If the past two years have been the era of Watson at Thistle Hill Farm, we suspect we’re entering a new phase.  Thanks to good friends Ken McDowall of Rotokawa fame in New Zealand and Dr. Bill Walker at Century Farms in South Carolina, we received some very rare semen from the great Rotokawa bull 688.  We put it to use immediately, and the above picture shows two of his embryo calves.  The one on the left was from our Wow Cow, Lakota 180; the one on the right is line bred, 688 to his daughter (THF R6) in our herd.  in all we have eleven 688 calves on the ground, 7 of them line bred bulls and heifers.

The center picture is of the son of a bull we developed right here, Magic.  As often happens, you look one day and there’s a little gem hidden in your herd.  W2 has drawn “ohhs and ahhs” from the top Devon breeders in the country.  His sire now works for the Tesnow family in Tennessee.  You never know what you have until you lose it.


Bred Heifers

T2 T3 T312

If your herd is like ours, every year is seems that the same numbers keep popping up among the”finishers”, the ones with the top calves.  R2 and R3 are like that.  One year they have bull calves, the next heifers, and always those calves place 1 and 2.  In 2008 they gave us the two heifers---T2 and T3---you see here and the pairings again were to Rotokawa sires.  Both are carrying calves by the well-known 93.  To the right is a 982 daughter,Thistle Hill 312, and she’s bred to a son of Rotokawa 974.  Needless to say, we’re looking forward to this pairing.  All three of these heifers are moderate sized Frame Score 3s with surprising capacity.

Yearling Heifers

U31 U256 93-1

These are just a few of the many top calves from the class of 2009, probably the best group of females we’ve had so far.  The dams of the first two were our pick out of the Trantham’s Lenoirs Creek herd when we founded our Devon herd a few years before.  You’ll probably recognize the number 256.  Her grandma is 18 years old and runner-up as the oldest, still-producing Devon cow in the country.  93-1 is an embryo calf by Rotokawa 93 and the great Lakota cow, 183.   She had 3 heifers in that flush and they’re all ready to breed.


W64 W1W

Just as the year before saw a bumper crop of heifers, 2010 was our year for bulls.  The result, of course, is few heifers for you to choose from.  But here are two of our top prospects from this class.  W64 was sired by Thistle Hill Magic, probably the thickest bull we’ve ever raised here.  He’s now on the job down in Kentucky.  W1W again is a calf sired by Watson.
This section would not be complete without mentioning that while heifers are scarce here on the farm as this is written, in few months their numbers will explode with the arrival of our embryo calves from a farm in the Shenandoah Valley where they’ve been with their recip mothers. There’ll be heifers from our “Wow Cow” by 688….and not incidentally a few line-bred 688 daughters.  You’ll want to watch for them.
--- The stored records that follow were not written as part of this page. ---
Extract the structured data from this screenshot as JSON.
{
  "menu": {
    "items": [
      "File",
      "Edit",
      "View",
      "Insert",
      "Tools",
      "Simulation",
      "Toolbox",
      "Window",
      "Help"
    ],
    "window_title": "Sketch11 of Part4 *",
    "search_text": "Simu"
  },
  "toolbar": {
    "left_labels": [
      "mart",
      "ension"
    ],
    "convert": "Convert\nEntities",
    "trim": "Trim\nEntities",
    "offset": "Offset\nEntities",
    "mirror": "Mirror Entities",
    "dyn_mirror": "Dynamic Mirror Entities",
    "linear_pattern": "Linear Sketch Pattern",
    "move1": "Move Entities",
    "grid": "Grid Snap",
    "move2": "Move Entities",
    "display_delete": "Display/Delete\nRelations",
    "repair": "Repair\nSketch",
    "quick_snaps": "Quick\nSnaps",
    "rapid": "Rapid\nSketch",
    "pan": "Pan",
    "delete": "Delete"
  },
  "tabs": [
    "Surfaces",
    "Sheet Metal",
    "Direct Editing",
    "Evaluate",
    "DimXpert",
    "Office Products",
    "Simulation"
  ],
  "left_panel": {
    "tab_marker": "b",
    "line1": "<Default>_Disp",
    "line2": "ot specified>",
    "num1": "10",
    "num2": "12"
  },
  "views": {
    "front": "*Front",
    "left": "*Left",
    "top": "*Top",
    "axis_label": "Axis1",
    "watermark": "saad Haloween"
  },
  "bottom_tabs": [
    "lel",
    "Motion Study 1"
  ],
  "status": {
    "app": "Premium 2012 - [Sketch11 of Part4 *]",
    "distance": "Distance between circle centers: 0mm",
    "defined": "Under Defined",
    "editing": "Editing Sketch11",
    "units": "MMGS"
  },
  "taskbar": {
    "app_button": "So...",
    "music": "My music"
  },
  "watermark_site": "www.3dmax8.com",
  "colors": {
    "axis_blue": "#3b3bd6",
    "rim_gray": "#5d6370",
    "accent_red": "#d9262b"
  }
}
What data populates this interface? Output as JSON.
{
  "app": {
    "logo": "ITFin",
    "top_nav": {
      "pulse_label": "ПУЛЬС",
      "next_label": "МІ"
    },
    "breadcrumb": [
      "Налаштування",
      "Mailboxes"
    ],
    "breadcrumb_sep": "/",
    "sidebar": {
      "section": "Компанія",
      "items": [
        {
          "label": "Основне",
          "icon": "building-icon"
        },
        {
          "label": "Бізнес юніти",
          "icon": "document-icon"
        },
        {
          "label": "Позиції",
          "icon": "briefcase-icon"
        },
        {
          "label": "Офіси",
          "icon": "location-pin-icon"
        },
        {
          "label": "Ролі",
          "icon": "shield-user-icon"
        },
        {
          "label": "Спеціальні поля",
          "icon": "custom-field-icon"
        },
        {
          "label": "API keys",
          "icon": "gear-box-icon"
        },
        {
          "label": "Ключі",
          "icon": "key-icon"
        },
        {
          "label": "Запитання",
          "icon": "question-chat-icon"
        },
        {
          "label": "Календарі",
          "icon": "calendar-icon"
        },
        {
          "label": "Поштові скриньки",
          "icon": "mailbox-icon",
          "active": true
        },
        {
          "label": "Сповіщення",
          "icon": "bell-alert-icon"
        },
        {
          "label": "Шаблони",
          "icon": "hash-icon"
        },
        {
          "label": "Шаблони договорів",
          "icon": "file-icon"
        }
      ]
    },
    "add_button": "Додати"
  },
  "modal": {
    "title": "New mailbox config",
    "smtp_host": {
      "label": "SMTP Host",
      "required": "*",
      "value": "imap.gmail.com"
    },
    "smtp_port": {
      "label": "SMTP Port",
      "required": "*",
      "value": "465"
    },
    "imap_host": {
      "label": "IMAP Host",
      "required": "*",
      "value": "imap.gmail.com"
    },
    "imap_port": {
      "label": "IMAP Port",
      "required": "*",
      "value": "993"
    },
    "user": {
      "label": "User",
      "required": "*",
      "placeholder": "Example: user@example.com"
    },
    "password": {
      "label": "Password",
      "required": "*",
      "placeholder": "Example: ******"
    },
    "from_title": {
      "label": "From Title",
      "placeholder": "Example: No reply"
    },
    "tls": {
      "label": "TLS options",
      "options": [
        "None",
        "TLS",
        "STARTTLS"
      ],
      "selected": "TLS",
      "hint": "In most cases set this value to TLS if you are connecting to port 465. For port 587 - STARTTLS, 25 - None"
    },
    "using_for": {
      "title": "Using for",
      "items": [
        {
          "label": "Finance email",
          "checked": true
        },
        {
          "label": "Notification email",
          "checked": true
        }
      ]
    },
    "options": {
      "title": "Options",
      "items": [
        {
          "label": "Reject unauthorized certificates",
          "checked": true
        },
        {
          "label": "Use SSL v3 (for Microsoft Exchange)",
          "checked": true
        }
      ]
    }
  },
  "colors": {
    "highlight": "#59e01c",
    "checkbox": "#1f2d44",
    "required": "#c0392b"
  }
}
A note of thanks:  we want to add here that obviously we owe a great deal to the famed Rotokawa herd.  We did not set out to be so “heavy” with Rotokawa genetics, but again and again, when it comes time to choose we wind up selecting Rotokawa.  So thanks to our good friends frequent consultants Ken McDowall of New Zealand and Ridge Shinn of Rotokawa/America.